Вскоре матери и сестре пришлось из пансиона переехать, их жизнь там сделалась невыносимой. В Шанхае кипели страсти, с первого дня войны эмигранты разделились на "оборонцев" и "пораженцев". Вторая моя статья называлась "В защиту оборонцев!" и кончалась словами Лермонтова: "...насмешкой горькою обманутого сына над промотавшимся отцом!"
То было началом моей громкой деятельности в "Новой жизни", куда я, вплоть до отъезда в СССР, писала фельетоны и публицистические статьи... Однажды молодой человек, который ухаживал за сестрой Ольгой, пригласил ее ужинать в "Офицерское собрание". Поужинать им не удалось.

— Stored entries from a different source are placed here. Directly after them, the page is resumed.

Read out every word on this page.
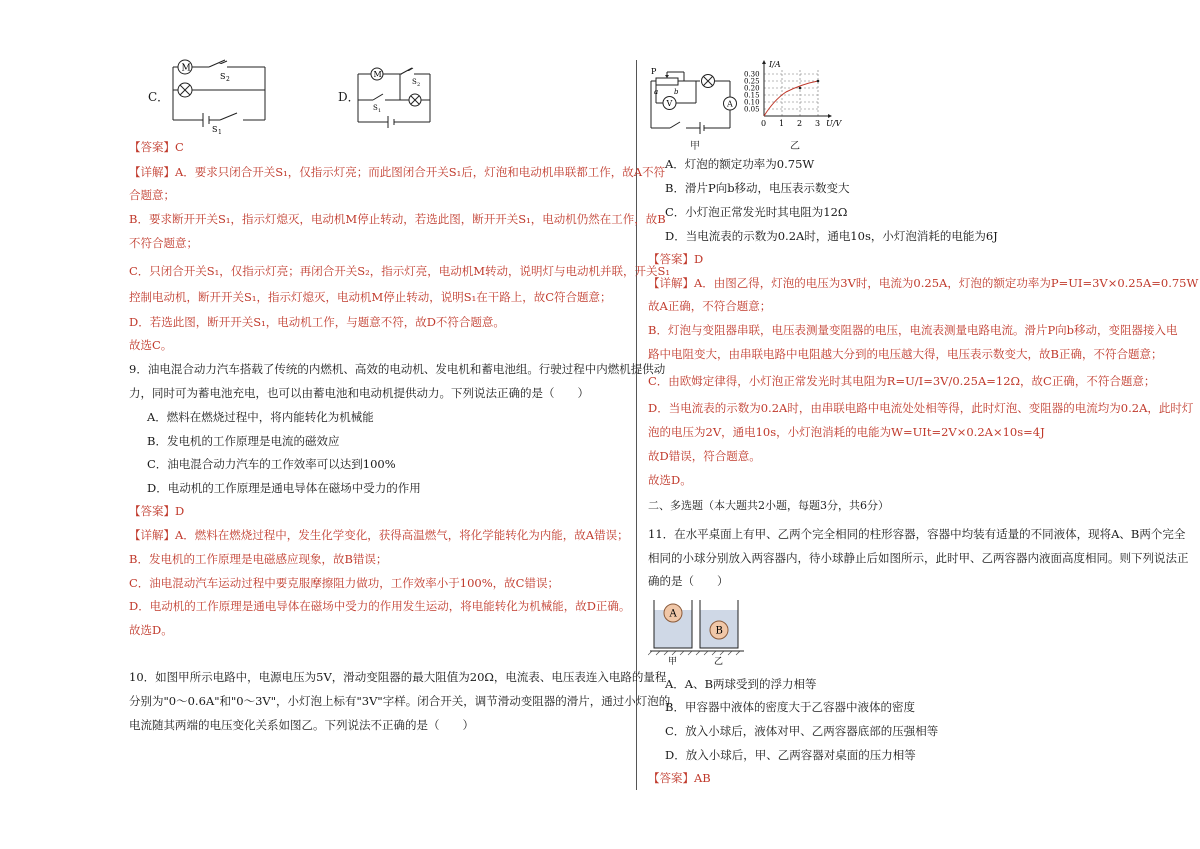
C．
M
S 2
S 1
D．
M
S 2
S 1
【答案】C
【详解】A．要求只闭合开关S₁，仅指示灯亮；而此图闭合开关S₁后，灯泡和电动机串联都工作，故A不符
合题意；
B．要求断开开关S₁，指示灯熄灭，电动机M停止转动，若选此图，断开开关S₁，电动机仍然在工作，故B
不符合题意；
C．只闭合开关S₁，仅指示灯亮；再闭合开关S₂，指示灯亮，电动机M转动，说明灯与电动机并联，开关S₁
控制电动机，断开开关S₁，指示灯熄灭，电动机M停止转动，说明S₁在干路上，故C符合题意；
D．若选此图，断开开关S₁，电动机工作，与题意不符，故D不符合题意。
故选C。
9．油电混合动力汽车搭载了传统的内燃机、高效的电动机、发电机和蓄电池组。行驶过程中内燃机提供动
力，同时可为蓄电池充电，也可以由蓄电池和电动机提供动力。下列说法正确的是（　　）
A．燃料在燃烧过程中，将内能转化为机械能
B．发电机的工作原理是电流的磁效应
C．油电混合动力汽车的工作效率可以达到100%
D．电动机的工作原理是通电导体在磁场中受力的作用
【答案】D
【详解】A．燃料在燃烧过程中，发生化学变化，获得高温燃气，将化学能转化为内能，故A错误；
B．发电机的工作原理是电磁感应现象，故B错误；
C．油电混动汽车运动过程中要克服摩擦阻力做功，工作效率小于100%，故C错误；
D．电动机的工作原理是通电导体在磁场中受力的作用发生运动，将电能转化为机械能，故D正确。
故选D。
10．如图甲所示电路中，电源电压为5V，滑动变阻器的最大阻值为20Ω，电流表、电压表连入电路的量程
分别为"0～0.6A"和"0～3V"，小灯泡上标有"3V"字样。闭合开关，调节滑动变阻器的滑片，通过小灯泡的
电流随其两端的电压变化关系如图乙。下列说法不正确的是（　　）
P
a b
V	A
甲
I/A
0.30
0.25
0.20
0.15
0.10
0.05
0 1 2 3 U/V
乙
A．灯泡的额定功率为0.75W
B．滑片P向b移动，电压表示数变大
C．小灯泡正常发光时其电阻为12Ω
D．当电流表的示数为0.2A时，通电10s，小灯泡消耗的电能为6J
【答案】D
【详解】A．由图乙得，灯泡的电压为3V时，电流为0.25A，灯泡的额定功率为P=UI=3V×0.25A=0.75W
故A正确，不符合题意；
B．灯泡与变阻器串联，电压表测量变阻器的电压，电流表测量电路电流。滑片P向b移动，变阻器接入电
路中电阻变大，由串联电路中电阻越大分到的电压越大得，电压表示数变大，故B正确，不符合题意；
C．由欧姆定律得，小灯泡正常发光时其电阻为R=U/I=3V/0.25A=12Ω，故C正确，不符合题意；
D．当电流表的示数为0.2A时，由串联电路中电流处处相等得，此时灯泡、变阻器的电流均为0.2A，此时灯
泡的电压为2V，通电10s，小灯泡消耗的电能为W=UIt=2V×0.2A×10s=4J
故D错误，符合题意。
故选D。
二、多选题（本大题共2小题，每题3分，共6分）
11．在水平桌面上有甲、乙两个完全相同的柱形容器，容器中均装有适量的不同液体，现将A、B两个完全
相同的小球分别放入两容器内，待小球静止后如图所示，此时甲、乙两容器内液面高度相同。则下列说法正
确的是（　　）
A
B
甲	乙
A．A、B两球受到的浮力相等
B．甲容器中液体的密度大于乙容器中液体的密度
C．放入小球后，液体对甲、乙两容器底部的压强相等
D．放入小球后，甲、乙两容器对桌面的压力相等
【答案】AB
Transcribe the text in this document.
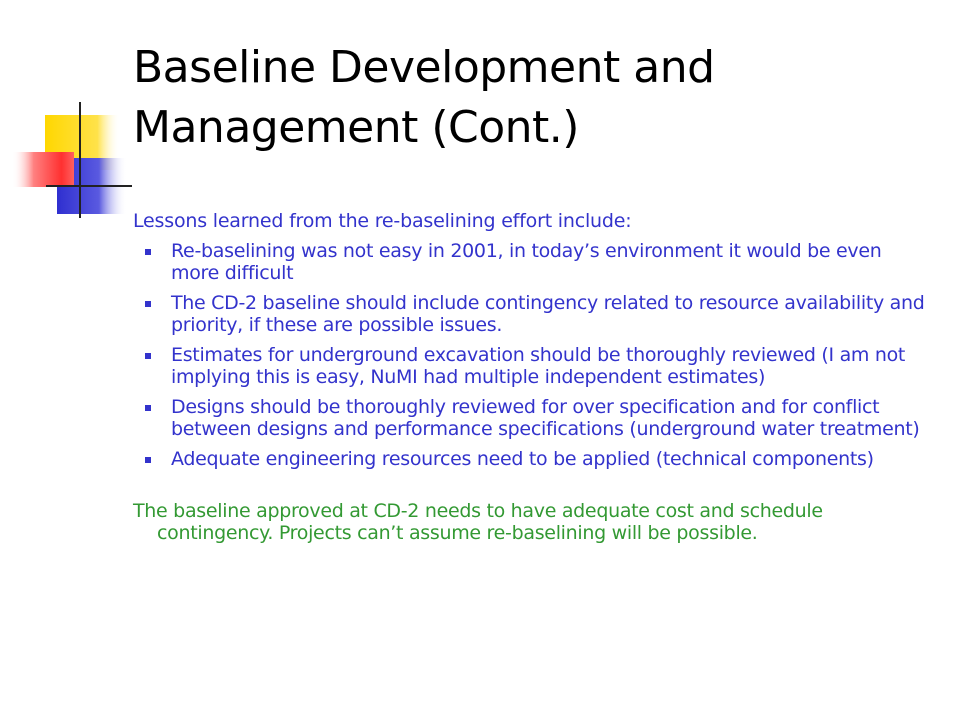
Baseline Development and
Management (Cont.)

Lessons learned from the re-baselining effort include:

Re-baselining was not easy in 2001, in today’s environment it would be even more difficult
The CD-2 baseline should include contingency related to resource availability and priority, if these are possible issues.
Estimates for underground excavation should be thoroughly reviewed (I am not implying this is easy, NuMI had multiple independent estimates)
Designs should be thoroughly reviewed for over specification and for conflict between designs and performance specifications (underground water treatment)
Adequate engineering resources need to be applied (technical components)

The baseline approved at CD-2 needs to have adequate cost and schedule contingency. Projects can’t assume re-baselining will be possible.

Молодого человека отозвали в сторонку и попросили удалиться, выразив удивление, что он позволил себе привести в эти белые стены "сестру коммунистки"... Короче говоря, матери и сестре солоно приходилось из-за меня. К счастью, мать в то время от эмигрантских учреждений не зависела, преподавала историю в английской школе "Томас Хэнбери скул". А сестра в октябре 1942 года уехала в Индокитай.